In Mac OSX, you achieve the same thing by using the Accounts preference pane for setting up user accounts of the people who will have access to your database. Use the OSX utility NetInfo Manager to create a Group name for the user accounts. Finally the OSX utility Directory Access (via the Authentication tab) will help you to get your FileMaker Server computer to use only the local Accounts and Groups. Set to "Local Directory" in the "Search" value list and click Apply for this to work.
However, in most cases, the authentication is usually handled outside the PC by what we call the Domain Controller. In this scenario, you only have to know the name of the domain. NOTE: Don't run FileMaker Server on the domain controller computer. It will dramatically reduce FileMaker Server performance when the domain controller is busy. Keep FileMaker Server on a separate computer.

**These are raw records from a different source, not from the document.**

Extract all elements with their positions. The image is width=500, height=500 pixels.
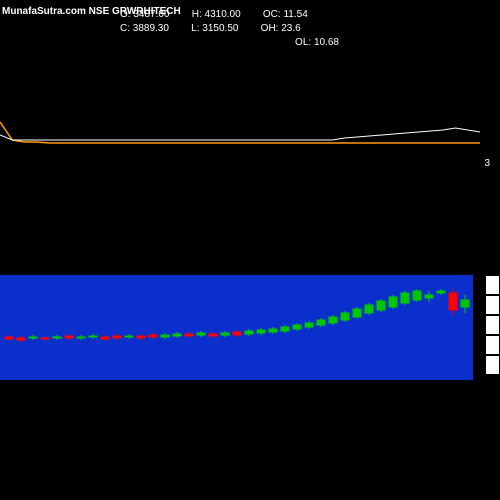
- line-series-white: [0, 128, 480, 140]
- scale-mark: [485, 355, 500, 375]
- x-axis-label: 3: [484, 158, 490, 169]
- ol-value: 10.68: [314, 37, 339, 48]
- scale-mark: [485, 275, 500, 295]
- scale-mark: [485, 315, 500, 335]
- scale-mark: [485, 295, 500, 315]
- scale-mark: [485, 335, 500, 355]
- ohlc-block: O: 3487.00 H: 4310.00 OC: 11.54 C: 3889.…: [120, 8, 339, 50]
- oh-value: 23.6: [281, 23, 300, 34]
- ohlc-row-2: C: 3889.30 L: 3150.50 OH: 23.6: [120, 22, 339, 36]
- candle-chart: [0, 265, 485, 395]
- oc-value: 11.54: [283, 9, 307, 20]
- ohlc-row-1: O: 3487.00 H: 4310.00 OC: 11.54: [120, 8, 339, 22]
- line-chart: [0, 60, 480, 180]
- right-scale: [485, 275, 500, 385]
- header-area: MunafaSutra.com NSE GRWRHITECH O: 3487.0…: [0, 0, 500, 60]
- close-value: 3889.30: [133, 23, 169, 34]
- ohlc-row-3: OL: 10.68: [120, 36, 339, 50]
- volume-background: [0, 275, 473, 380]
- low-value: 3150.50: [202, 23, 238, 34]
- open-value: 3487.00: [133, 9, 169, 20]
- high-value: 4310.00: [205, 9, 241, 20]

Should you find your PC is not on the right domain, click the Change button in the System control panel under Computer Name tab.
We are almost finished!
If everything has been set up right and you are hosting your database in FileMaker Server, you should be able to logon using your Active Directory username and password. Try it. Does it work?
NOTE 1: Have you activated Instant Web Publishing? Type http://[name or IP address of FIleMaker Server]/fmi/iwp/ into your Internet browser and click the database link to open it.
NOTE 2: There is one idiosyncracy of Mac OS X and Windows OS. FileMaker Server running on OS X always authenticates users by looking to its local accounts first before looking on the domain if there is one. Windows is the opposite. This can cause problems where the user has an identical username for an account on the local machine and on the domain. To ensure user authentication occurs through the domain first, you should type in the Account Name the domain name followed by a forward slash (\) and the username. This forces FileMaker Server to look at the domain first. If you do this, Get(AccountName) will show the full username (including domain). So use PatternCount() to determine the actual username.